Al día siguiente me di cuenta de que aquel lugar no era otra cosa que un centro espiritista. La señora confesó que me había sacado del hospital con el fin de utilizarme en sus trabajos de espiritismo; pero que yo no prestaba mi voluntad.
Ya no pude estar tranquilo con ella. Un jueves en la mañana tomé un coche de alquiler y solo volví al hospital.
Grande fue mi decepción cuando me informaron que no me podían recibir. Me senté en una banca esperando que algún médico o alguien se fijara en mí y se compadeciera, pero dieron las 6 de la tarde y como ya iban a cerrar, me ordenaron que saliera.
No sabía qué hacer, ni tenía a dónde ir. Salí a la calle y me senté junto a la puerta, triste y abatido. No había probado alimento en todo el día; me sentía desfallecer. En esos momentos, sin duda los más angustiosos de mi vida, al verme tan solo y desamparado, levanté mis ojos al cielo e imploré la piedad de Dios.
No habían pasado cinco minutos de mi plegaria, cuando del hospital salió una mujer cristiana del Ejército de Salvación que ya me conocía, a quien siempre recordaré con gratitud y cariño. Al reconocerme me preguntó sorprendida por qué estaba yo en la calle.

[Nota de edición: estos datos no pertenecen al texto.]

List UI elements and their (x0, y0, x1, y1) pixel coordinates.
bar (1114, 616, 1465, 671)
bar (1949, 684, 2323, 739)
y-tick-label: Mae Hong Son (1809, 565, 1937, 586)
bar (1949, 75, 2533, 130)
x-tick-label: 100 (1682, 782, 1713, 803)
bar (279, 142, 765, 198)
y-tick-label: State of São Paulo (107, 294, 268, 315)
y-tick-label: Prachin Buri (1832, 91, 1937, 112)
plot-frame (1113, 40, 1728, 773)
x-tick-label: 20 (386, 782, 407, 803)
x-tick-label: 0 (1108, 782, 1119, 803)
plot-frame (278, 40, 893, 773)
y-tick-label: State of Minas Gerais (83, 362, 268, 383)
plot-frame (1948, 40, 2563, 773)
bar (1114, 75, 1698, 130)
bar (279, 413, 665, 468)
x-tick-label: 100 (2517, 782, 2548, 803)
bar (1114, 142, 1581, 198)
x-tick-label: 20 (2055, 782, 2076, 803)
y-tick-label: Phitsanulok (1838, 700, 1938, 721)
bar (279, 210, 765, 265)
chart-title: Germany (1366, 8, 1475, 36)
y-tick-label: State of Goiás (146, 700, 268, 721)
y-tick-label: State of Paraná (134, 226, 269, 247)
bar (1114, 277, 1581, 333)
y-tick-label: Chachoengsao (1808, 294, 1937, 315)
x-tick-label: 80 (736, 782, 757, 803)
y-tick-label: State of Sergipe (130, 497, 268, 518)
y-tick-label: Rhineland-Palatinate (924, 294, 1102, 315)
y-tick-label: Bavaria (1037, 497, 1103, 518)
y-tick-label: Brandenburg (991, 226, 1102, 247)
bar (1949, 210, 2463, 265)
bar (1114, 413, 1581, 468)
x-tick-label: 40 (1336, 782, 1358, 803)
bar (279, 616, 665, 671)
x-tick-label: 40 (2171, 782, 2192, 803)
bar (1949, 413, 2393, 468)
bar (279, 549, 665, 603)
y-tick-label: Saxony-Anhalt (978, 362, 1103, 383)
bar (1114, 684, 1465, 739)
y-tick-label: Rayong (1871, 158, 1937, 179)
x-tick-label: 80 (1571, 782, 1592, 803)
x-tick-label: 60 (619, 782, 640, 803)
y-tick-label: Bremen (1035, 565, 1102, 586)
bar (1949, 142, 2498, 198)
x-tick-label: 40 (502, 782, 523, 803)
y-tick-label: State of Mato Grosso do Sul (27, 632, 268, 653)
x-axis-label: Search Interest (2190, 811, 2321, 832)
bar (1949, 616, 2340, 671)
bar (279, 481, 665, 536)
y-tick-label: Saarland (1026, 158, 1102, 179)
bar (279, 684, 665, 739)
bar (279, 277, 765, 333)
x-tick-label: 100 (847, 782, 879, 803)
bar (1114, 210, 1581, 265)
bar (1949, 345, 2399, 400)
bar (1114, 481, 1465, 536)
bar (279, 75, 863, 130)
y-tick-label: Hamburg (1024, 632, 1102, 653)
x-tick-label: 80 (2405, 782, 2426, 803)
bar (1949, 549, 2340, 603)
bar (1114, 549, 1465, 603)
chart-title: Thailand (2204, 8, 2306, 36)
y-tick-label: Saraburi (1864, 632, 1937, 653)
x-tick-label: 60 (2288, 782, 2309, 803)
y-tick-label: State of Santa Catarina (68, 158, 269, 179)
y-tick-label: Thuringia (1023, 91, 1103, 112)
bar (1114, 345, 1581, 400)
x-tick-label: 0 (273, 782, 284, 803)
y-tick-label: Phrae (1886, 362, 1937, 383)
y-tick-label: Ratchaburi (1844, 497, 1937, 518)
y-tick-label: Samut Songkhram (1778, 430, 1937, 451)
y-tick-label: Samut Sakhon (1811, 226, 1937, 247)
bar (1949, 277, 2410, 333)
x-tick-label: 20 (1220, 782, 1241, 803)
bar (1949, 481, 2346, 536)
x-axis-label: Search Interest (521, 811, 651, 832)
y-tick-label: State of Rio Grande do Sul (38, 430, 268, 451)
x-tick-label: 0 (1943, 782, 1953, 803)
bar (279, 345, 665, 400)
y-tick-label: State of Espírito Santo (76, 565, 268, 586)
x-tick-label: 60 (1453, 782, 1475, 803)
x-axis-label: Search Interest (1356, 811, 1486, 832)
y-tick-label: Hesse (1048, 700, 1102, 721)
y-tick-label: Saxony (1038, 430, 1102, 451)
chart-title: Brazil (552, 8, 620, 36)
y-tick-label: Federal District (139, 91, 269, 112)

Entonces le conté todo y ella me dijo que aguardara allí mientras avisaba al Ejército de Salvación para que fueran por mí.
Una hora después, me recogieron dos salvacionistas enviados por el capitán y fundador de este grupo en México, Alejandro Guzmán Quintero. Después de Dios, a él debo el amparo y protección que hallé en el Ejército cuando más lo necesitaba.
Al llegar al cuartel, que entonces solo era un viejo y destartalado caserón, fui muy bien recibido. Desde aquel día feliz de 1939 encontré además de un hogar, una familia.
A través de estos años, he sufrido por mi estado, graves y varios accidentes, golpes, atropellamientos. He tenido muchas pruebas duras y difíciles, pero mi Señor me ha sostenido. He sufrido el desprecio y las humillaciones de gente incomprensiva y orgullosa, pero también he gozado de la amistad noble y generosa que amigos y hermanos me han brindado. Doy gracias a Dios por el Ejército de Salvación.
También le doy gracias por la enfermedad que padezco porque gracias a ella he conocido verdaderamente a Dios, y ahora me gozo de su paz, de su amor, de sus bendiciones. Como lo dice San Pablo: “Tengo por cierto que lo que en este tiempo se padece, no es de comparar con la gloria venidera que en nosotros ha de ser manifestada” (Romanos 8:18).